Computerworld reported yesterday
that Microsoft and Samsung have signed a new cross-patent protection agreement which specifically provides Samsung rights to any of the unspecified patents which Microsoft claims are being violated by Linux usage. In return, Microsoft is given rights to Samsung's extensive patent portfolio.Cross-licensing agreements such as this one have long been standard fare in the high-tech world, as companies agree not to sue each other for violating the other's patents. Microsoft has recently begun calling out Linux protection specifically in such deals. The first one, a bombshell announcement
concerning cooperation and cross-licensing between Novell and Microsoft, seems to have been a public relations move at least as much as a legal one, as it raised the possibility of legal action by Microsoft against Linux vendors and users for unsubstantiated patent infringement.
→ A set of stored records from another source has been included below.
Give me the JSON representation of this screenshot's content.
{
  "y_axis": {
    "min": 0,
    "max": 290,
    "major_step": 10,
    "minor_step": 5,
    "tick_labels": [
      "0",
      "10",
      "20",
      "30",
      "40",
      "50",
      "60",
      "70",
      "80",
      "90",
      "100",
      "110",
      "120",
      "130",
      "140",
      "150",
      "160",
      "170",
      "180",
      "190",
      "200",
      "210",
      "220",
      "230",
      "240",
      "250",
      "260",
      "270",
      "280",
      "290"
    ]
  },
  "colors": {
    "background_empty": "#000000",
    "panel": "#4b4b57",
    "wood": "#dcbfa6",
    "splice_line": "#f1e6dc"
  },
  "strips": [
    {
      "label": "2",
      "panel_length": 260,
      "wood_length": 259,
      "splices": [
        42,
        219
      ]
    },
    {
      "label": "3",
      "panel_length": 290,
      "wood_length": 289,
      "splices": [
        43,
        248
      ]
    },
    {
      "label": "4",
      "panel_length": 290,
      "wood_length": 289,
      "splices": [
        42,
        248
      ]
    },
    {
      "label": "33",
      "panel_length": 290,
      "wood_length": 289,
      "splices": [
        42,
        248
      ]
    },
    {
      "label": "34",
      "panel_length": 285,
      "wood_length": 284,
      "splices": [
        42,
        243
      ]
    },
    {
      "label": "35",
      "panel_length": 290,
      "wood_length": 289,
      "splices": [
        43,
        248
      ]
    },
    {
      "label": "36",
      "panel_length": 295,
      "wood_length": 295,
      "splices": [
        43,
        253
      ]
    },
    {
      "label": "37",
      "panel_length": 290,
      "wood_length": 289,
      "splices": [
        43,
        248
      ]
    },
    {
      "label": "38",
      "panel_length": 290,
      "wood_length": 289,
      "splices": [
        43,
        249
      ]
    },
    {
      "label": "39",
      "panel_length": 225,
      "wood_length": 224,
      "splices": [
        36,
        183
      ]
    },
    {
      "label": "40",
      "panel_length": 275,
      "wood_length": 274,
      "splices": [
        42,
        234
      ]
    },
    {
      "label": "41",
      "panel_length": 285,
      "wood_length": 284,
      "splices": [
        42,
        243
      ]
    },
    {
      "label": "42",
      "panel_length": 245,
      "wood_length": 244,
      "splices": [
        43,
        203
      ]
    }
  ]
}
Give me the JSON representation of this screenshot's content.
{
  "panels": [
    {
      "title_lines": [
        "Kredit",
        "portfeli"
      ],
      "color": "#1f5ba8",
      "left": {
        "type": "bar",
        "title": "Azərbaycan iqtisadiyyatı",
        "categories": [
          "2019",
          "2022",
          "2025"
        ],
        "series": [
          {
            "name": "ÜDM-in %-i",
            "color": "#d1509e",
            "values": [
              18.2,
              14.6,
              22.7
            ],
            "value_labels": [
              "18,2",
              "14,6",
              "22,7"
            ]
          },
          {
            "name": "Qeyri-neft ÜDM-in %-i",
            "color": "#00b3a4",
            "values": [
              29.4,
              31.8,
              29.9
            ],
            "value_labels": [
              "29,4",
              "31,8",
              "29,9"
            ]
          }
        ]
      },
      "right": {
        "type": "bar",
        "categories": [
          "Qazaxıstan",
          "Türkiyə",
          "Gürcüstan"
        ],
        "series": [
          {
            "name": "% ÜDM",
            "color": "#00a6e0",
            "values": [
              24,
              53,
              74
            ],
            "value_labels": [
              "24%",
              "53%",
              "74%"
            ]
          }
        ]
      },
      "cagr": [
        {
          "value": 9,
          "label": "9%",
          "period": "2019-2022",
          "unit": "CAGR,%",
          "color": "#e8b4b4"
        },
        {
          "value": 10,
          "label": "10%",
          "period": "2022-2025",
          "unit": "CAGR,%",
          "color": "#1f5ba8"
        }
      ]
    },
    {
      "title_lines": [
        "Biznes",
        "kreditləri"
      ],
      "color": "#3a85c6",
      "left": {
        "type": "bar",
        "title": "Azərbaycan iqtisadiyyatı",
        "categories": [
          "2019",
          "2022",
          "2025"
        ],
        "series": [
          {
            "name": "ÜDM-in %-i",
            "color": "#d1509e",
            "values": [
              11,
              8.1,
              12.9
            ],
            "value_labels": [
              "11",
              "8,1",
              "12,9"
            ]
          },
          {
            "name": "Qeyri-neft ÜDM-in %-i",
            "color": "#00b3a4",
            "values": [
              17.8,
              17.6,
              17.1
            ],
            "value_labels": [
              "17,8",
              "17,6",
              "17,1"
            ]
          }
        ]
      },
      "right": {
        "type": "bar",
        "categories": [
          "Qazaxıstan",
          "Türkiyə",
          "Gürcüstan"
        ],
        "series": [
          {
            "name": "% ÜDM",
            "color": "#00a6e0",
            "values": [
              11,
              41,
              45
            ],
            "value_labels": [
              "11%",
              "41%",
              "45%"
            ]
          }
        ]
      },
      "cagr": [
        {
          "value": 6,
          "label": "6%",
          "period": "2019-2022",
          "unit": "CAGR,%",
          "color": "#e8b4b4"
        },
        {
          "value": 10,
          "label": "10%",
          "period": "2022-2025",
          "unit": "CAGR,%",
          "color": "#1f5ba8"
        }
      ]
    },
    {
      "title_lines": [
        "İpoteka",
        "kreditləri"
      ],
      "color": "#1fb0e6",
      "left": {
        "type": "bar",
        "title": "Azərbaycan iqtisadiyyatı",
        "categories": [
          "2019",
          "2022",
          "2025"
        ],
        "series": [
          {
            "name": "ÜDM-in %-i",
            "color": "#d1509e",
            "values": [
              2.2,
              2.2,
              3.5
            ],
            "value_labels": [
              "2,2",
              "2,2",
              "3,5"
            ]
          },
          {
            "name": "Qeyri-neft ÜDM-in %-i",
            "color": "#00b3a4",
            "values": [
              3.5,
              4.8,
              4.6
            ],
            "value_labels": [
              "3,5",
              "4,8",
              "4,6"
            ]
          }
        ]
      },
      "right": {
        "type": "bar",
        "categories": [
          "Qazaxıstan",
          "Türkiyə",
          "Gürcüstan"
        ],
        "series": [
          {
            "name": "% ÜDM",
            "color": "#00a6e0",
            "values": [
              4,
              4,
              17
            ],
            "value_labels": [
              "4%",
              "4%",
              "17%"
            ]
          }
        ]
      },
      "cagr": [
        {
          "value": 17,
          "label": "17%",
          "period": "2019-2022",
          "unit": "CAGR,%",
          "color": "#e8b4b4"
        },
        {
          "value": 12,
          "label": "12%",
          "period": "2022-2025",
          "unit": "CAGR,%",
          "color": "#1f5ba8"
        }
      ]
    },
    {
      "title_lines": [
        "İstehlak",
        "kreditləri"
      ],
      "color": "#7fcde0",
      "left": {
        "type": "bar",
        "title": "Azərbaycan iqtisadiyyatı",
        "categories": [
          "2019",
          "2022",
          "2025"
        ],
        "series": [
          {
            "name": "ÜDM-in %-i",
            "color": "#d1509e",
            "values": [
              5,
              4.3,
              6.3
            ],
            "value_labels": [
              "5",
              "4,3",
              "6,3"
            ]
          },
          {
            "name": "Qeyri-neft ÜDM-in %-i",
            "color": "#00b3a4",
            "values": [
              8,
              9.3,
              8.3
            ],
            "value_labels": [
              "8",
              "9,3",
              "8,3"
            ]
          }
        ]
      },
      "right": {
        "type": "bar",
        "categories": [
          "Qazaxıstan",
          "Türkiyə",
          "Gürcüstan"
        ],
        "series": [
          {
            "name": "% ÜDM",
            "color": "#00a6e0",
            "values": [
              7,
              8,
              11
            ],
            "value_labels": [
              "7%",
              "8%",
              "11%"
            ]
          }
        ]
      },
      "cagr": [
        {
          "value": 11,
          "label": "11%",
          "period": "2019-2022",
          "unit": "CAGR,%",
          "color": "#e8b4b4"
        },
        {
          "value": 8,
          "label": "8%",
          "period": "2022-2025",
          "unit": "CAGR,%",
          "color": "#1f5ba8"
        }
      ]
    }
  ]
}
Microsoft has followed the same pattern of offering patent protection for both open source and proprietary products in two other contracts since the Novell deal, first with Fuji-Xerox, and now with Samsung.
The Computerworld story points the public relations/FUD value of these contracts in the story headline by noting that the "Provision raises specter of controversial claim by Steve Ballmer."
Dell has not, as far as we know, inked a similar cross-licensing deal with Microsoft, but perhaps for the protection of its founder, chairman, and CEO, Michael S. Dell, it should. According to his executive biography on the Dell corporate Web site, Michael Dell is running Ubuntu 7.04 Feisty Fawn on his Dell Precision M90 laptop, along with VMware, OpenOffice.org, Automatix2, Firefox, and Evolution, and thus may need protection against the alleged-but-never-specified claims of infringement.